Energiewende is the appellation for Germany’s transition toward a sustainable energy supply. George Maue, first secretary for energy and climate at the German Embassy in Washington, D.C., described the transition in his editorial published in the Nov-Dec 2013 issue of Solar Today magazine. Energiewende is a plan, developed through long-term studies, for attaining a stable sustainable energy supply, including doubling efficiency and meeting demand with mostly renewable energy sources. The editorial made me wonder—does the U.S. have a secretary for energy and climate in any of our embassies? What would happen if an American ambassador published an editorial in a renewable energy magazine?
Maue described the German Renewable Energy Act of 2000, which specifies grid priority and fixed feed-in tariffs (FiTs)for all producers of electricity from renewable resources. For example, such a grid priority would guarantee that you could feed electricity from your rooftop photovoltaic generator into the electrical grid, and the FiT would guarantee the amount of revenue to you. Maue says Germany’s fraction of green electricity increased from 6% when the act was introduced to 23% 2012. Of course, the Germans have motivation for promoting sustainable energy, inasmuch as the Germans currently import 70% of their energy consumption.
This committed approach to a secure, sustainable energy future has costs. German customers (except selected industries) pay a controversial surcharge for renewable energy—up to 7cents per kilowatt-hour. (For comparison, the residential electric rate where I live is 10 cents per kWh with a voluntary limited green surcharge of 5 cents.)
What’s new, Maue says, is that to ease the costs and to reduce the flow of electricity on the grid, a new measure was introduced to support batteries at specific new solar-electric installations, so the mid-day peak of solar electricity need not be instantly pushed into the grid, but can be later consumed on-site.

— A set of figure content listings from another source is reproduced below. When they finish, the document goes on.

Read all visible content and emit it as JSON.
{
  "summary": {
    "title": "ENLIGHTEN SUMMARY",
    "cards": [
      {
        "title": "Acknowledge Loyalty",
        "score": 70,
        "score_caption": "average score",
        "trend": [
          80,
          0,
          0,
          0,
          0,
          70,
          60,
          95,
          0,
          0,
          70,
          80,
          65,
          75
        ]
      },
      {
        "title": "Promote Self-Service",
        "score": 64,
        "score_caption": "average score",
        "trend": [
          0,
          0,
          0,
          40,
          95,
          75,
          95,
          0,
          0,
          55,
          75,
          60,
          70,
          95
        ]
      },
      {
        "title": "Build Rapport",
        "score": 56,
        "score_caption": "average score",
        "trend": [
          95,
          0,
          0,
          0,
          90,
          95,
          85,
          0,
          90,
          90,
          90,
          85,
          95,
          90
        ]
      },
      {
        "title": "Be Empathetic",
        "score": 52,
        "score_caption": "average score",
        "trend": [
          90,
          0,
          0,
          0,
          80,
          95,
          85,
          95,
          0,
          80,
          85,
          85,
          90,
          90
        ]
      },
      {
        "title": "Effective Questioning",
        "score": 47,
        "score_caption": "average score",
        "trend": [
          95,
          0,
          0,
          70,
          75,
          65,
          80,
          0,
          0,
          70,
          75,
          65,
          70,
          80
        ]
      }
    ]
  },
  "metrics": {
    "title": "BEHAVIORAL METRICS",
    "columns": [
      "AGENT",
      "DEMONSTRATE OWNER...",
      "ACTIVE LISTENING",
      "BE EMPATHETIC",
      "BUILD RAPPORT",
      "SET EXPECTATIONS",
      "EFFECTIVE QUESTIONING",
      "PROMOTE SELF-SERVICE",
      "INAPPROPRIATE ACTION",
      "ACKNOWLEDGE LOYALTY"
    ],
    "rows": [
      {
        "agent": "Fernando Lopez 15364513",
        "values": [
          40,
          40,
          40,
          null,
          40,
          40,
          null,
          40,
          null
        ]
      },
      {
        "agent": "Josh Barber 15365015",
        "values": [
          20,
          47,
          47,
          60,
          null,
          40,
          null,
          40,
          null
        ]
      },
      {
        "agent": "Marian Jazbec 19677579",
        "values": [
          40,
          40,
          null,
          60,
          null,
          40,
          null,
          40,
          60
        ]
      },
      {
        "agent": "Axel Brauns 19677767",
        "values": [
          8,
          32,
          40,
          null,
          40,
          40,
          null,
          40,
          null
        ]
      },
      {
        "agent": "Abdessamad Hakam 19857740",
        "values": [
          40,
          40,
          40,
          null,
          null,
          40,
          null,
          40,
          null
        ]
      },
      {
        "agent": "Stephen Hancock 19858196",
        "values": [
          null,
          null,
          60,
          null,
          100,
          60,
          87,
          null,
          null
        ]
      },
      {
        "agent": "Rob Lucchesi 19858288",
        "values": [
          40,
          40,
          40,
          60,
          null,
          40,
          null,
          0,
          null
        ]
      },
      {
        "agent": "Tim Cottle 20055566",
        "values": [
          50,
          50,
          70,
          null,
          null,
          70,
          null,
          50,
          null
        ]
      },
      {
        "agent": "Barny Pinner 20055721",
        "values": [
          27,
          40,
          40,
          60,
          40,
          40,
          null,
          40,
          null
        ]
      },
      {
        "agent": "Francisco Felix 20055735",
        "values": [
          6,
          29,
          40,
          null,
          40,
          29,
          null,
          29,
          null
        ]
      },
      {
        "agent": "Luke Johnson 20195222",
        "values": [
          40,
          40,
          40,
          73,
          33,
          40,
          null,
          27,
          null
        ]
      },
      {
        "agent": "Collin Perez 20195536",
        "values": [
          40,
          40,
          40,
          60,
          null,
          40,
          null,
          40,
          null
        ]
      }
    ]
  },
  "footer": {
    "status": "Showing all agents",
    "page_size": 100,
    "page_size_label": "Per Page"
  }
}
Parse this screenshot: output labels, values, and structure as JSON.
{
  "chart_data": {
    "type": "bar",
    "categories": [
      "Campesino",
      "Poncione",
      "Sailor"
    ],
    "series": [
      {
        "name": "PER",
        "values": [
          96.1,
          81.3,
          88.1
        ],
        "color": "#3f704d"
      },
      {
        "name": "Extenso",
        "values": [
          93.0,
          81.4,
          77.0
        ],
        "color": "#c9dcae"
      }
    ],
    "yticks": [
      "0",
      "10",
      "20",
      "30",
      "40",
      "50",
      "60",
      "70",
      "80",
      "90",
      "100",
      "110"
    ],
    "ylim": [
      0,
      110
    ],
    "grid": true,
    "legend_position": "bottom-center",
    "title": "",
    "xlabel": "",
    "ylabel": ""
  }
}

The point of this is to note that the Germans are making gradual, determined progress toward renewable energy, whereas the U.S. has made only sporadic progress with fluctuating government and social commitment. For example, the U.S. passed the Solar Heating and Cooling Act of 1975, which demanded immediate demonstration of solar technologies in buildings. The premature demonstrations failed, and most of the government-supported effort was phased out by 1986 despite the fact that climate-sensitive buildings and solar equipment can work. New large solar-electric plants have been recently coming on line, but the utilities and fossil-fuel companies are erecting regulatory barriers. They’ve halted all federal legislative action on climate and energy efficiency, and are working against state action on renewable requirements, net metering, and distributed storage. On April 26, The New York Times presented an editorial on the Koch brothers‘ (and other “Big Carbon” advocates’) attack on incentives for renewable energy, such as allowing homeowners to sell power back to the utilities. All this ignores the fact that solar energy makes jobs—146,698 jobs in 2013, about 20% more than the previous year.
America the argumentative
Why can’t Americans agree on what’s needed and commit to achieving it? Part of the answer is our diversity. As my Norwegian friend observed, “America is not a country, it’s a continent,” meaning each state approaches a problem from its own narrow objective, its own narrow prejudice. Another Norwegian friend observed, “America doesn’t have elections. Every four years it has a revolution.” True, we went from legislating solar energy demonstrations in 1975 to the Reagan administration’s statement that “there is no energy problem the private industry can’t solve” in less than ten years. We can’t even agree not to spend our nation into bankruptcy, although money is the strongest force in legislation and politics.
It’s time to take a steady approach regarding energy— and other things, too.